Porzucił but podczas napadu. Policjanci szukali go jak Kopciuszka z bajki. Historia, tak jak bajce, zakończyła się happy endem.
Wszystko zaczęło się w 2021 r. na osiedlu Serbinów w Tarnobrzegu. Oprych dopadł 66-latka idącego z zakupami. Brutalnie powalił go na chodnik, a potem próbował ukraść porwał. Ale straszy pan obronił się!
Przestępca zrezygnował i rzucił się do ucieczki. Wpadł w tak wielki popłoch, że zgubił lewy but.
Policjanci wykorzystali ten dowód. Pozyskali ślad genetyczny. Udało się go zidentyfikować dzięki danym brytyjskiego oddziału Interpolu. Okazało się, że angielska policja kiedyś miała do czynienia z opryszkiem z Polski i pobrała od niego próbkę DNA.

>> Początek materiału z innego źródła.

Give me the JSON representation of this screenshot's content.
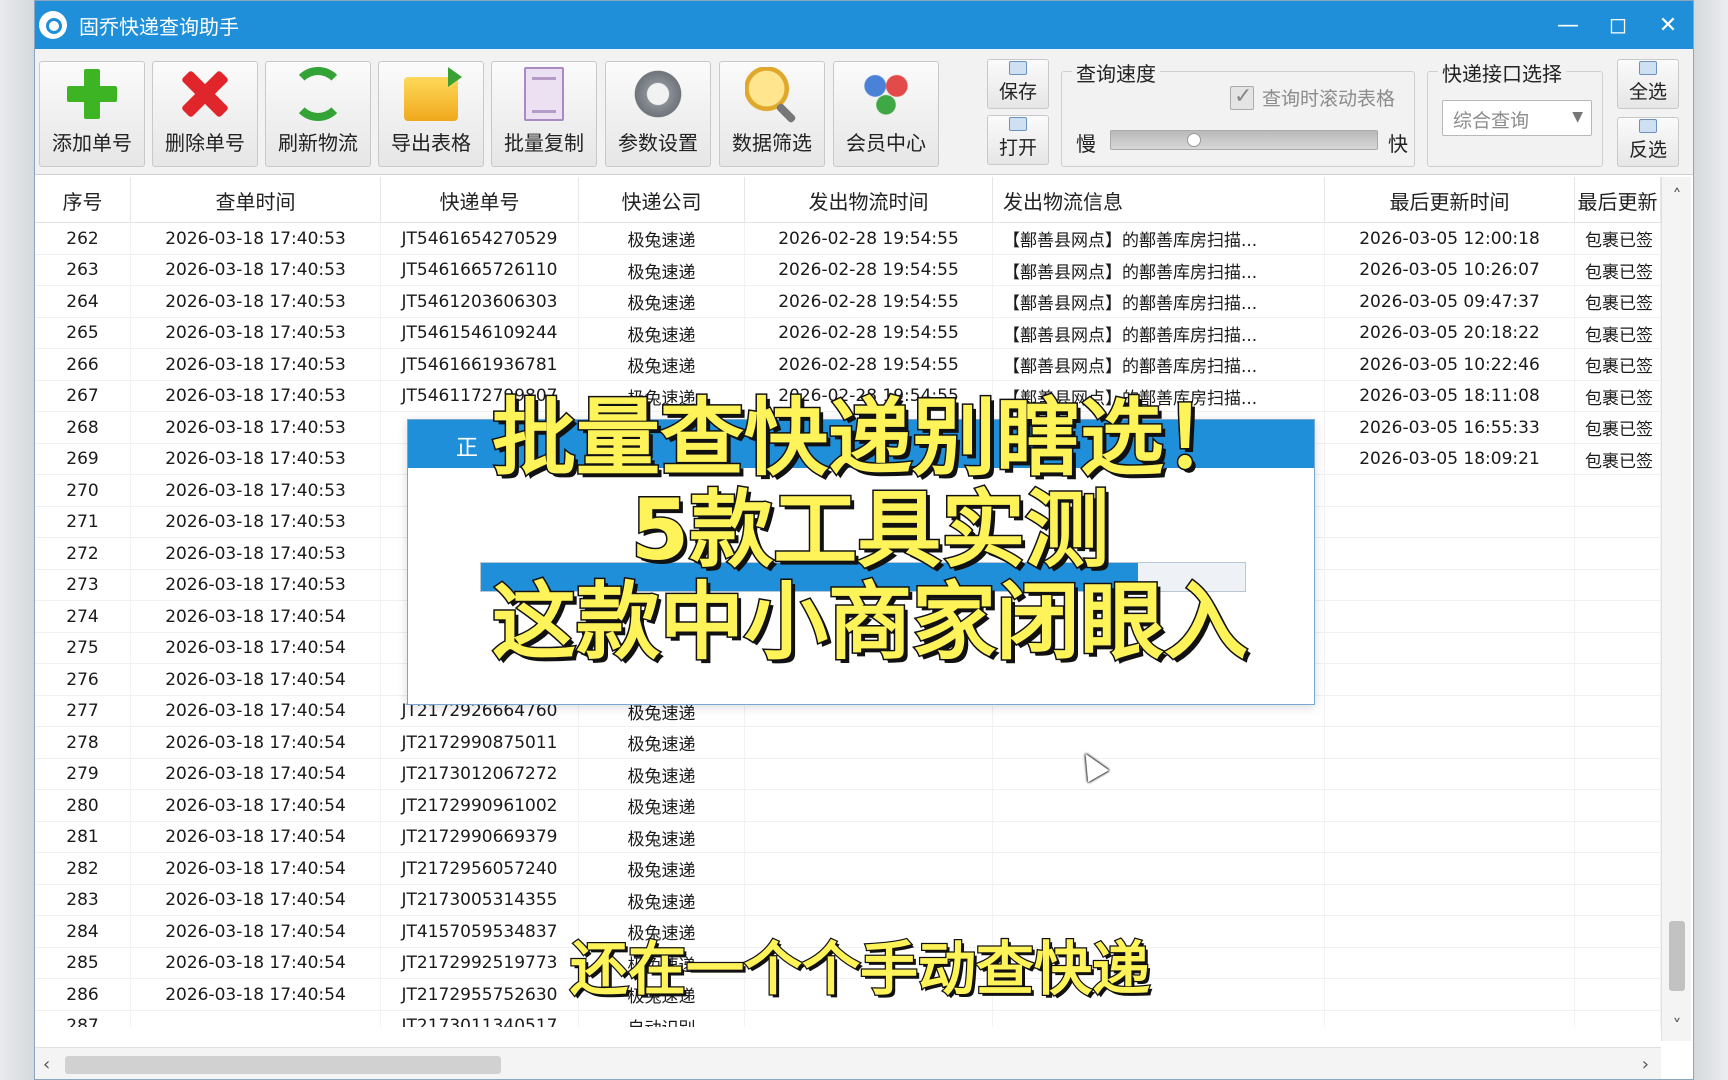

Sprawcy w Wielkiej Brytanii nie było. Przeprowadził się do Belgii. Tam jednak policja go nie szukała. Poczekała aż na ostatnie święta odwiedził rodzinę w Tarnobrzegu. Został zaskoczony i aresztowany. 43-latek odpowie teraz za usiłowanie rozboju. Grozi mu 8 lat więzienia.